Despite intermittent miscommunication, their relationship deepens through a series of chapters where Liss shares with Sally the skills of farm life – from pressing pears, to removing mites from bees – all explained in thoroughgoing detail.
The book goes all-in on the idea of a shared sense of wonder as a binding and healing force in relationships. Though set up as troubled people, Liss and Sally are not especially complex characters – they are largely blameless in their shortcomings and despite their past secrets, they remain knowable throughout.
The prose in Rachel Ward’s translation is poetic in places and, as the title suggests, highly sensory. Though it strays into sentimentality at times, this is a genuinely hopeful and open-hearted novel.
The Blunder (Amazon Crossing, €7.99), by Cameroonian writer Mutt-Lon, is based on real events in French Cameroon where a programme to eradicate sleeping sickness began in 1929 under Dr Eugène Jamot – there is still a monument commemorating him in Yaounde. Without his authorisation, one of his team increased the dosage given to the local population, causing over 700 people to go blind – this is the “blunder” of the title to this English translation by Amy B Reid.

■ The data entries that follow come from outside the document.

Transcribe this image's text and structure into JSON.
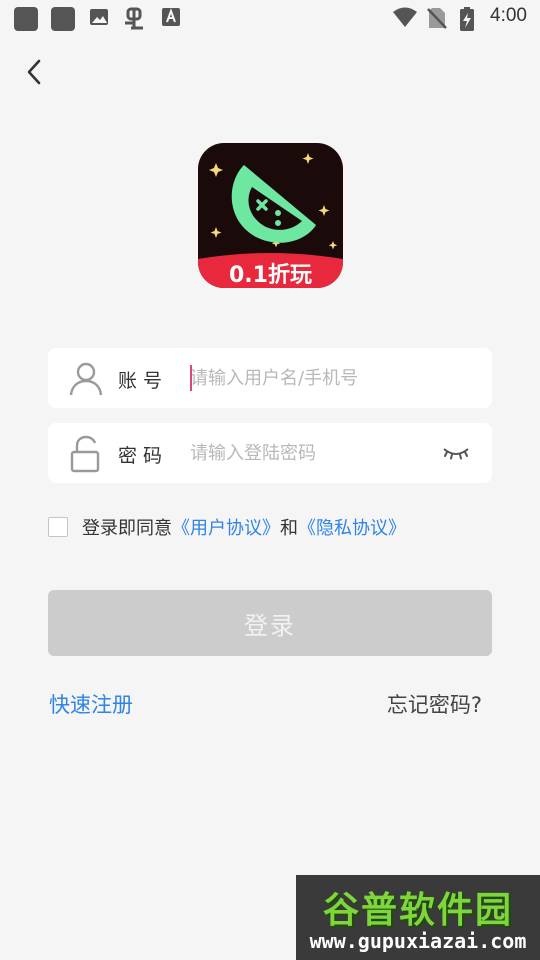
{
  "status_bar": {
    "time": "4:00",
    "notification_icons": [
      "app-icon",
      "app-icon",
      "image-icon",
      "bug-icon",
      "font-icon"
    ],
    "system_icons": [
      "wifi-icon",
      "no-sim-icon",
      "battery-charging-icon"
    ]
  },
  "logo": {
    "text": "0.1折玩",
    "colors": {
      "background": "#1a0a0a",
      "banner": "#e8283c",
      "accent": "#6ee7a1"
    }
  },
  "account_field": {
    "label": "账号",
    "placeholder": "请输入用户名/手机号",
    "value": ""
  },
  "password_field": {
    "label": "密码",
    "placeholder": "请输入登陆密码",
    "value": ""
  },
  "agreement": {
    "checked": false,
    "prefix": "登录即同意",
    "user_agreement": "《用户协议》",
    "conjunction": "和",
    "privacy_policy": "《隐私协议》"
  },
  "login_button": {
    "label": "登录"
  },
  "register_link": "快速注册",
  "forgot_password": "忘记密码?",
  "watermark": {
    "title": "谷普软件园",
    "url": "www.gupuxiazai.com"
  },
  "colors": {
    "link": "#2f84e6",
    "caret": "#e0457a",
    "button_disabled": "#cccccc",
    "background": "#f5f5f5"
  }
}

The novel revisits that incident through the eyes of a naive white saviour, Dr Damienne Bourdin, who becomes involved in the fallout between local tribes and the colonial medical teams.
As the notes from the author explain, he deliberately wanted us to see the situation from Bourdin’s perspective, which is full of patronising racial stereotypes. This places Bourdin at the centre of a conventional quest narrative, as she traverses the dense forest with her pygmy guide and becomes involved in a sequence of dramatic narrow escapes. As a result, the perpetrators and victims of the sleeping sickness scandal become background figures. There is satirical intent here, but overall it felt like there was a deeper and more important story that got pushed aside.

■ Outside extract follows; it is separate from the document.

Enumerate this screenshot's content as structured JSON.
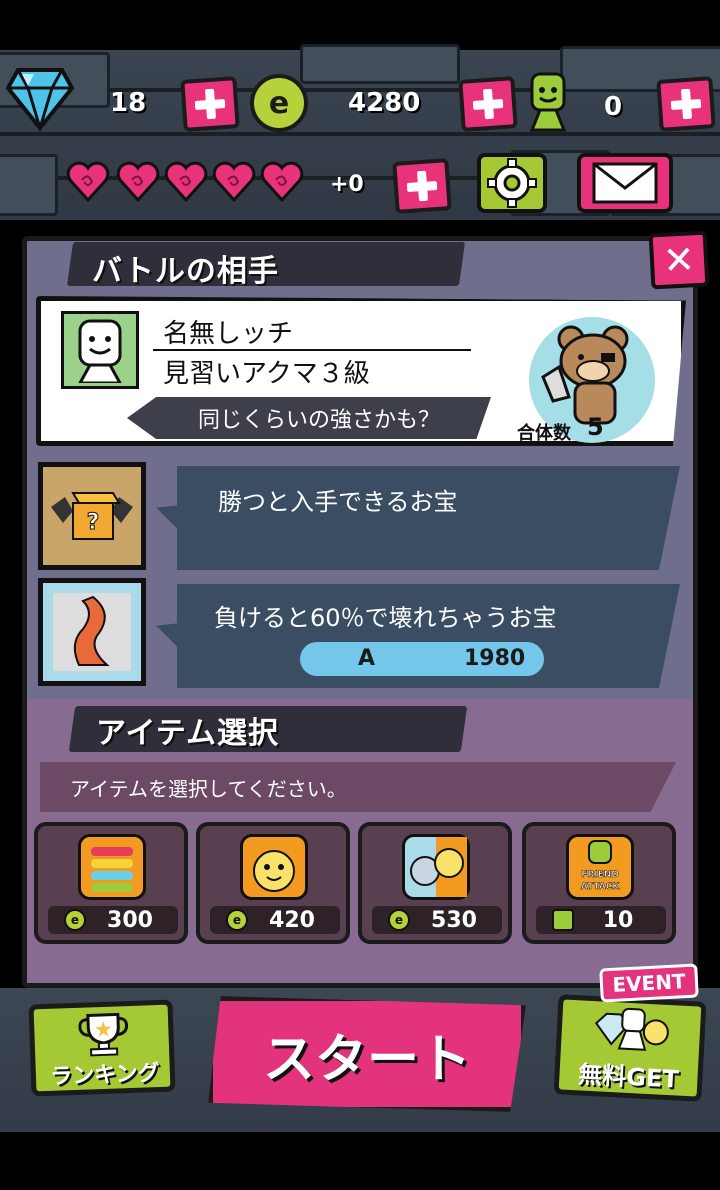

Graft (Sinoist, £14.99), by Chinese writer Li Peifu, centres on the life an ageing wheat expert, whose innovative research has earned him a prominent position in the bureaucracy. From a peasant background, he is endearingly unpretentious, though this also makes him uncomfortable with the obsequious reverence he is often shown.

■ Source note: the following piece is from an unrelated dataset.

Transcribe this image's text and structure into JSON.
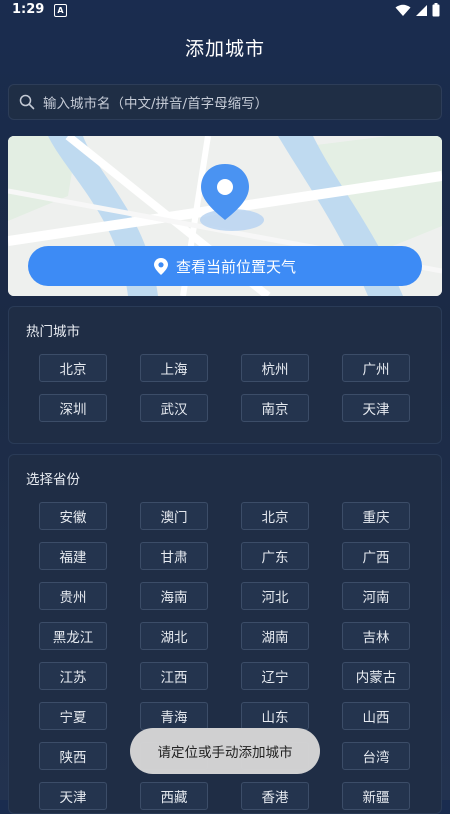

The first half is a vivid portrait of a peasant life outgrown and the relationship dramas that come with acquiring social status. The story shifts significantly midway with the introduction of another key character: a hard-nosed police officer with a reputation for breaking even the most recalcitrant criminal. He is a familiar cop type: taciturn and troubled. With his storyline, the book expands into a wider narrative about corruption and the difficult journey being made by Chinese society itself as it modernises.
There is an assured storytelling touch throughout, with the multiple strands and digressions braided together cleverly. Though the book’s richness is sometimes at the expense of its focus, there is a real clarity to James Trapp’s translation so that the detail never feels overwhelming.
Perhaps what I found most impressive about Graft was Li Peifu’s preparedness to attempt – and his success in accomplishing – a novel that marries the plight of the individual with that of the wider society, while staying grounded and avoiding anything too grandiose. It’s good to be reminded that, in the hands of a quality writer, novels are still good for that.